Divide and conquer algorithm

Question

Let $L_{1},L_{2},...,L_{n}$ be a sequence of numbers, and let $i, j$ be the indexes such that $1 \leq i<j \leq n$.

I need to find the amount of numbers that satisfy $L_{i}<2 L_{j}$ with time complexity $\mathcal O\,(n \cdot log(n))$

Answer 1

As the title suggests you will need to apply a divide and conquer idea. So the difficult part is the merge part.

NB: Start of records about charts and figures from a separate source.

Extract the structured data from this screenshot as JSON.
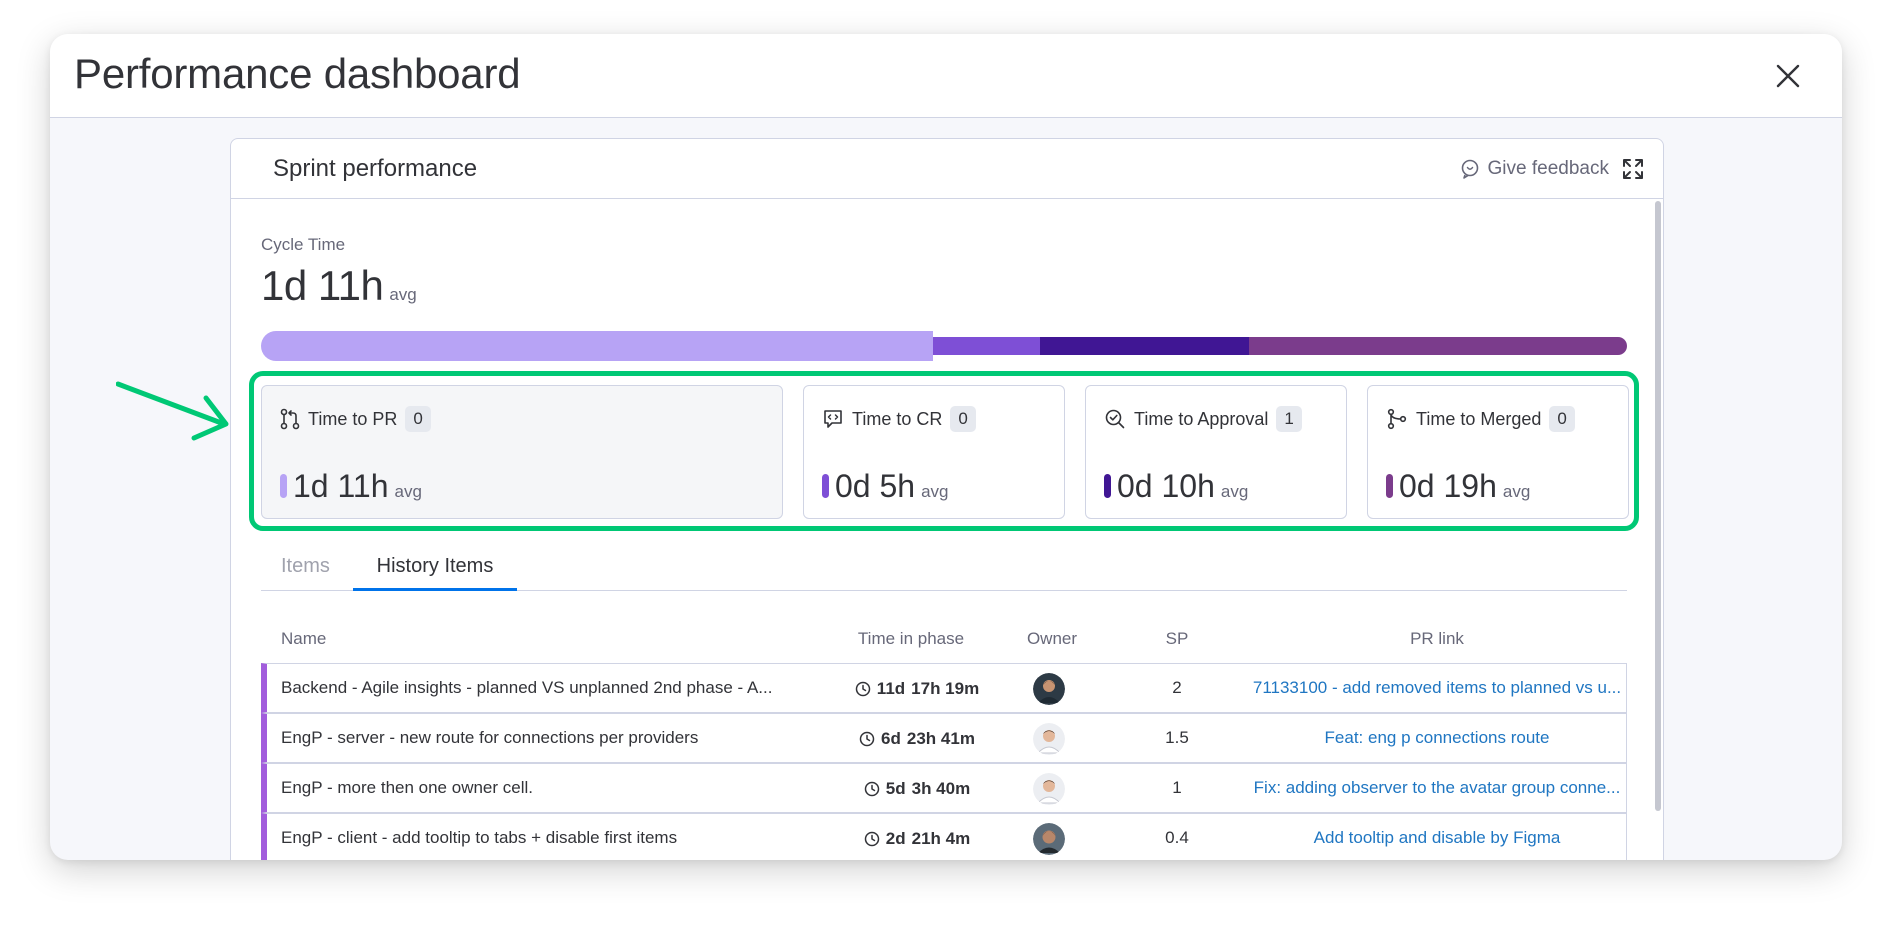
{
  "modal": {
    "title": "Performance dashboard"
  },
  "widget": {
    "title": "Sprint performance",
    "feedback_label": "Give feedback"
  },
  "cycle": {
    "label": "Cycle Time",
    "value": "1d 11h",
    "unit": "avg"
  },
  "progress_fractions": [
    0.492,
    0.078,
    0.153,
    0.277
  ],
  "colors": {
    "accent_green": "#00c875",
    "pr": "#b7a3f5",
    "cr": "#7e4fd6",
    "approval": "#401694",
    "merged": "#7b3c8c",
    "link": "#1f76c2",
    "row_marker": "#a25ddc"
  },
  "cards": [
    {
      "label": "Time to PR",
      "count": "0",
      "value": "1d 11h",
      "unit": "avg",
      "icon": "pull-request-icon"
    },
    {
      "label": "Time to CR",
      "count": "0",
      "value": "0d 5h",
      "unit": "avg",
      "icon": "code-review-icon"
    },
    {
      "label": "Time to Approval",
      "count": "1",
      "value": "0d 10h",
      "unit": "avg",
      "icon": "approval-check-icon"
    },
    {
      "label": "Time to Merged",
      "count": "0",
      "value": "0d 19h",
      "unit": "avg",
      "icon": "merge-icon"
    }
  ],
  "tabs": [
    {
      "label": "Items",
      "active": false
    },
    {
      "label": "History Items",
      "active": true
    }
  ],
  "table": {
    "headers": [
      "Name",
      "Time in phase",
      "Owner",
      "SP",
      "PR link"
    ],
    "rows": [
      {
        "name": "Backend - Agile insights - planned VS unplanned 2nd phase - A...",
        "time_days": "11d",
        "time_rest": "17h 19m",
        "sp": "2",
        "pr": "71133100 - add removed items to planned vs u..."
      },
      {
        "name": "EngP - server - new route for connections per providers",
        "time_days": "6d",
        "time_rest": "23h 41m",
        "sp": "1.5",
        "pr": "Feat: eng p connections route"
      },
      {
        "name": "EngP - more then one owner cell.",
        "time_days": "5d",
        "time_rest": "3h 40m",
        "sp": "1",
        "pr": "Fix: adding observer to the avatar group conne..."
      },
      {
        "name": "EngP - client - add tooltip to tabs + disable first items",
        "time_days": "2d",
        "time_rest": "21h 4m",
        "sp": "0.4",
        "pr": "Add tooltip and disable by Figma"
      }
    ]
  }
}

Let the following pseudo-code

Function solve
Input : L[1...n] a list
Output : Sorted copy of L and the number of indexes (i,j) such that i<j and L[i]<2L[j]
If n == 1:
   return L, 0
A, m := solve(L[1...n/2])
B, p := solve(L[n/2+1...n])
i := 1
j := 1
t := 0
u := 0
While(i <= len(A) and j <= len(B)):
   if A[i] < 2 * B[j]:
      i := i+1
      t := t+1
   else:
      j := j+1
      u := u+t
While(j <= len(B)):
   j := j + 1
   u := u + t
C = merge(A,B) //to have a sorted copy of L
return C, m+p+u

Since the merge is done in $\mathcal O(n)$ so the complexity is $\mathcal O(n\log(n))$.